The big issue is sin. And it isn't about what sin might result in later, but
what sin is doing now. Rachel understands this.
Jesus
came to offer more than just salvation from hell. I realized this when I
encountered Jesus the radical rabbi and reexamined my life in light of his
teachings. … Following Jesus would mean
liberation from my bitterness, my worry, my self-righteousness, my prejudices,
my selfishness, my materialism, and my misplaced loyalties. Following Jesus
would mean salvation from my sin.
Sin, destroys - and it does that
now. That's the result of things like bitterness, worry and the other sins that
Rachel lists. I'm sure that you've met people who have become consumed by their
bitterness or their worry or some other sin. Life for them is isn't working.
It's nowhere near what it could be. Sin has done its ugly destructive work.
That's the problem. But Jesus has come. He has not come merely to keep us out
of hell later. He has come to rescue us now. He has come so that we can become
people who are freed from all of that, freed to become whole. He has come to
save us *from* our sins and save us *to* life, real life. The goal isn't about
what happens later. It's about what happens now.
Rachel perceptively writes,
If it’s
starting to sound like I believe in works-based salvation, it’s because I do.
While I don’t for one second think we can earn God’s grace by checking off a
to-do list, I do believe that there is liberation in obedience. When we live
like Jesus, when we take his teachings seriously and apply them to life, we
don’t have to wait until we die to experience freedom from sin. We experience
it every day as each step of faith and every good work loosens the chains of
sin around our feet. It’s hard, and it’s something that I fail at most of the
time, but it’s something I’ve experienced in little fits and starts along the
way, enough to know that it’s worth it. Jesus promises that his yoke will be
light, because he carries most of the load.
Let me add my hearty, 'Amen!' to
that.
What's the big deal about our coming
to Jesus and entrusting ourselves to Him? Is it that we avoid hell? Well, we
do. But there is so much more going on than that. The really big deal is that
we start to become freed from the sins that drag us down.
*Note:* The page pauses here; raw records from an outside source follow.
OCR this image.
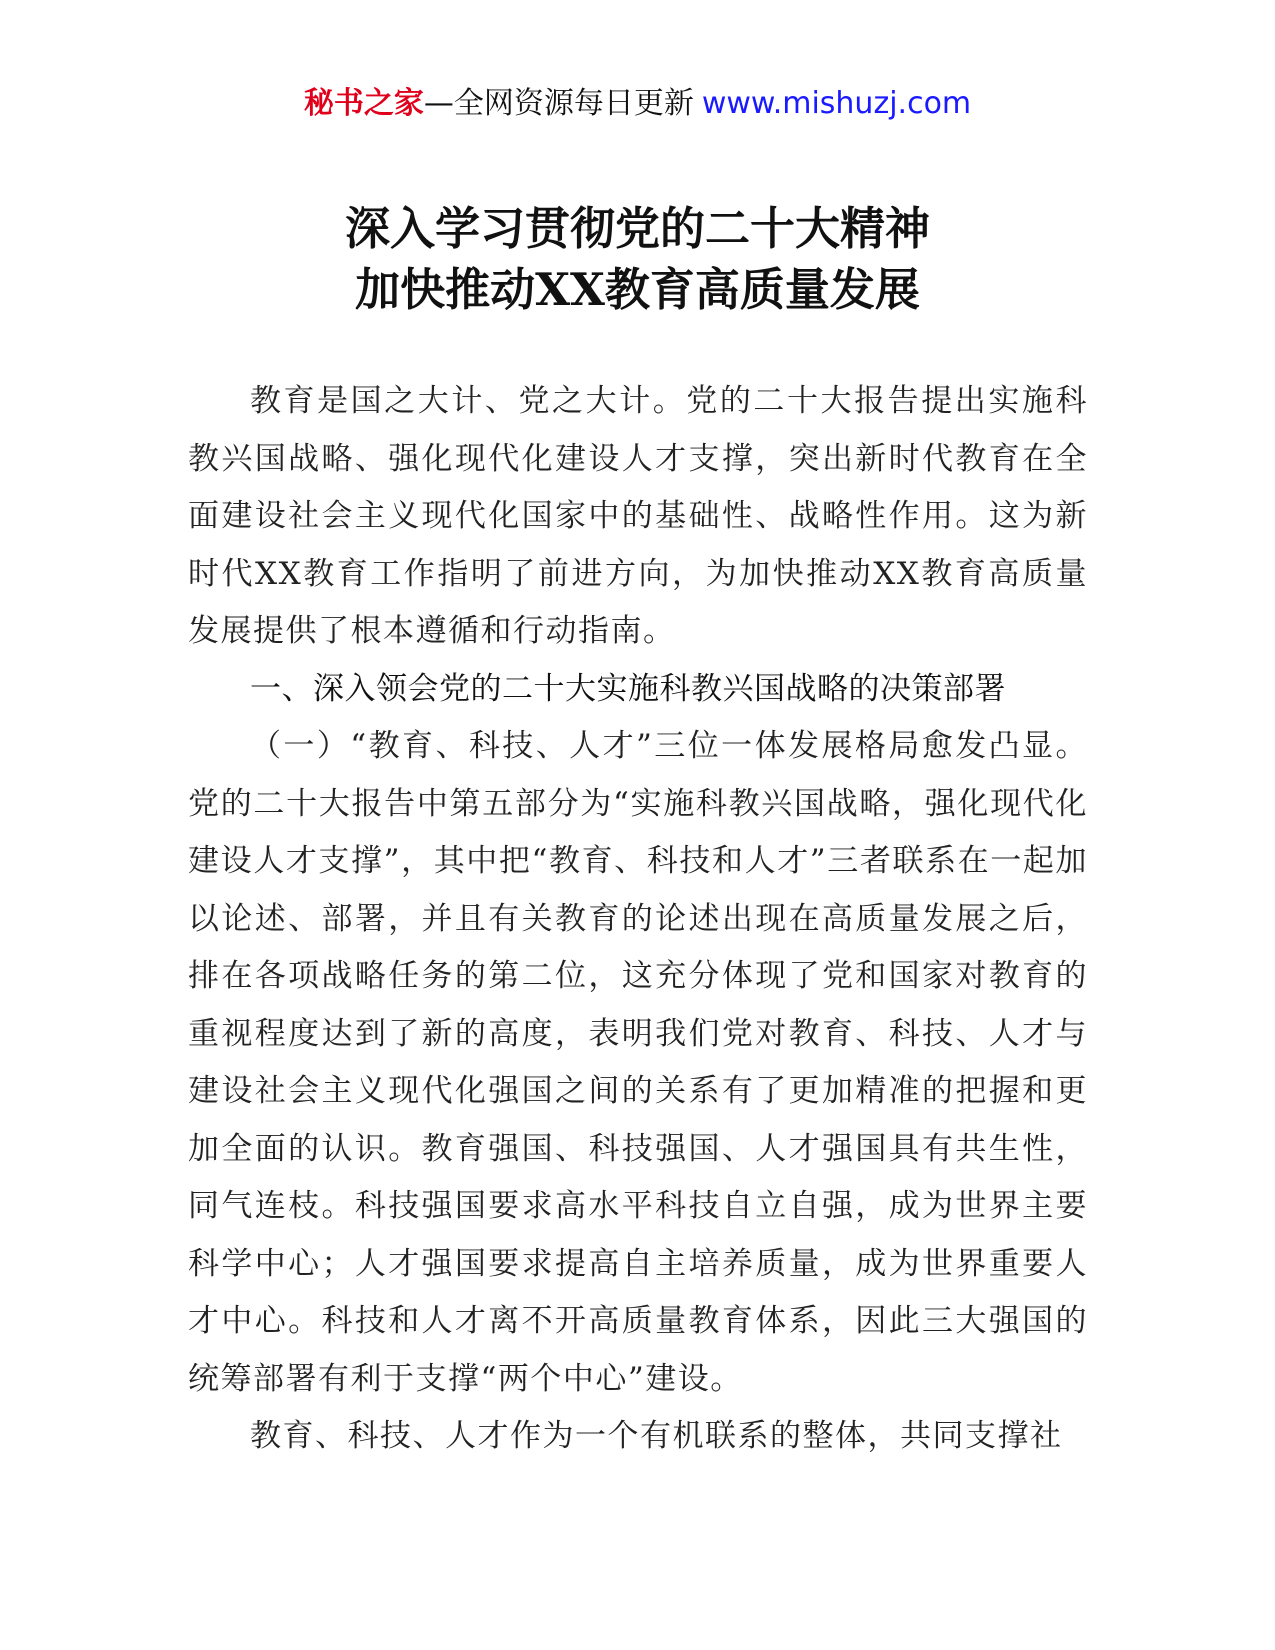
秘书之家—全网资源每日更新 www.mishuzj.com
深入学习贯彻党的二十大精神
加快推动XX教育高质量发展

教育是国之大计、党之大计。党的二十大报告提出实施科教兴国战略、强化现代化建设人才支撑，突出新时代教育在全面建设社会主义现代化国家中的基础性、战略性作用。这为新时代XX教育工作指明了前进方向，为加快推动XX教育高质量发展提供了根本遵循和行动指南。

一、深入领会党的二十大实施科教兴国战略的决策部署

（一）“教育、科技、人才”三位一体发展格局愈发凸显。党的二十大报告中第五部分为“实施科教兴国战略，强化现代化建设人才支撑”，其中把“教育、科技和人才”三者联系在一起加以论述、部署，并且有关教育的论述出现在高质量发展之后，排在各项战略任务的第二位，这充分体现了党和国家对教育的重视程度达到了新的高度，表明我们党对教育、科技、人才与建设社会主义现代化强国之间的关系有了更加精准的把握和更加全面的认识。教育强国、科技强国、人才强国具有共生性，同气连枝。科技强国要求高水平科技自立自强，成为世界主要科学中心；人才强国要求提高自主培养质量，成为世界重要人才中心。科技和人才离不开高质量教育体系，因此三大强国的统筹部署有利于支撑“两个中心”建设。

教育、科技、人才作为一个有机联系的整体，共同支撑社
We begin to enjoy
what we were created to be.
Let me express this in the way the
New Testament does. We were saved when we came to Jesus. Something
definitive happened. We are being saved as we learn to obey Jesus as His
disciples. Our lives change, bit by bit, as we learn to follow Him. We will
be saved when Jesus returns to usher in the new heavens and the new earth,
a place where we will be completely freed from sin in all its forms.
This is what Jesus is about. This is
the goal of real evangelism. And as we pursue now, in the present, this process of becoming
increasingly freed from our sins, we are able to help others also to be freed
from their sins. And in this way we change the world.